Belts stretched maybe?There are 2 different lenghts 522" & 533".

A belt get put in wrong? #1,4,5 and 8 go around another roller and are the lomger belts.

Belts shot?


----------



## Iowa hay guy (Jul 29, 2010)

no they are all in right and i had them to the dealer and they measured and sized them also put on new splices
it just started doing it about halfway through first cutting


----------



## swmnhay (Jun 13, 2008)

You probably already know but.

Keeping the bale even as you make it?

Baling narrow windrows and a belt gets loose and wanders?
5' wide windrow works the best,2.5' works next best and 1' wide suck to bale.


----------



## barnrope (Mar 22, 2010)

My super M belts will walk around a bit when I am baling a small tight windrow but always straighten out either on the next bale or at the end of the small windrow bale.

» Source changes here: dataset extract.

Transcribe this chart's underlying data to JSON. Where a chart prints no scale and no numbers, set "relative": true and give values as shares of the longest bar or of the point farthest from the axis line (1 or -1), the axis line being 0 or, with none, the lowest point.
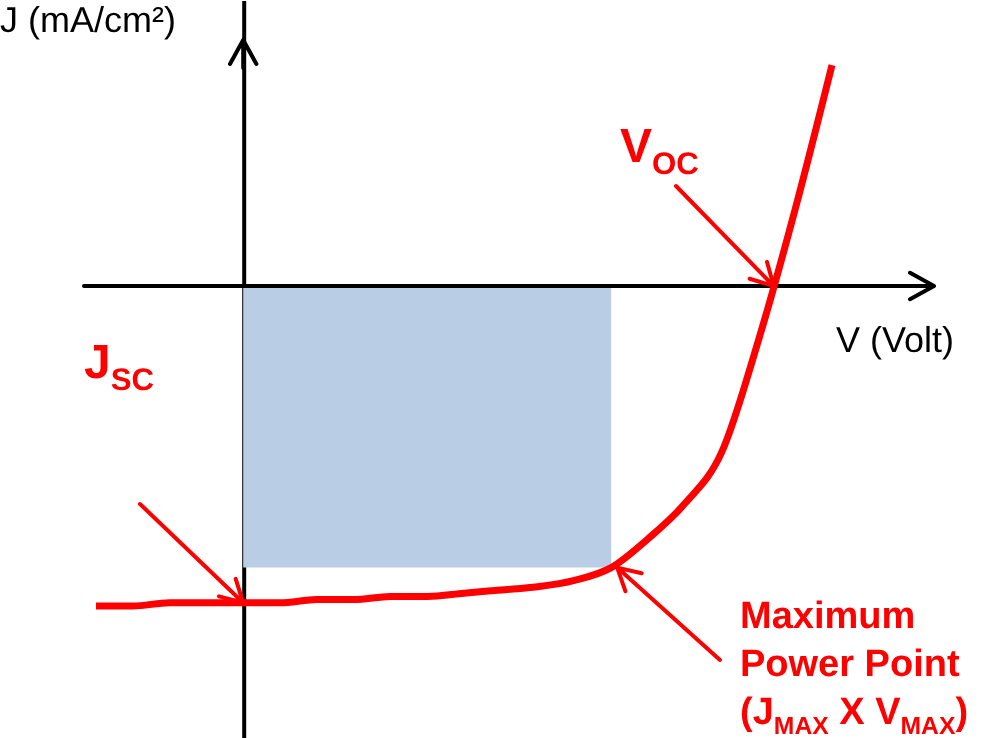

When you figure it out let us know. Dumb question, but are you sure all your bearings are good?


----------



## Iowa hay guy (Jul 29, 2010)

all the bearings are good and it does this empty with no hay then as you put hay in they come out of it and start to go the other way 
if you go from left to right on the belts its no 2 and 3 everytime


----------



## swmnhay (Jun 13, 2008)

Is the tension the same on #2 & 3 as the rest when baler is empty?


----------



## Iowa hay guy (Jul 29, 2010)

as far as i know it is you cant slide the belts on the rollers 
im at a total loss here


----------



## nwks baler (Jul 18, 2008)

On any of the 605M or 605SuperM's that I have had did this it was normally netwrap on a roller. Also check the tailgate latches and make sure the tailgate hinge bolts are tight, I have heard of them becoming loose and causing tracking problems. If all of those things are ok and no bearings are out or loose I would adjust the tracking roller. Look real hard it somtimes is hard to see the net on those upper rollers and even more fun to cut out.


----------



## DKFarms (Aug 11, 2008)

I had a fit with a 604 doing the same thing. The local tech said that they adjust the belts under a no-load (no bale in the chamber) condition. The farthest rear roller on the gate has slotted bolt holes. We set the baler level and then adjusted the roller until it was perfectly level. Then we turned it and watched the belts and they wanted to shift left, looking from the rear. We loosened the roller, and lowered the left side 1/8" and ran it again. The belts straightened up on the rollers and stayed that way until a bearing started going out a year later and the belts started walking again. Changed the bearing, made the same adjustment, and the belts are still centered. Make sure your rollers stay clean as well. Any buildup of compressed chaff will cause the same problem.


----------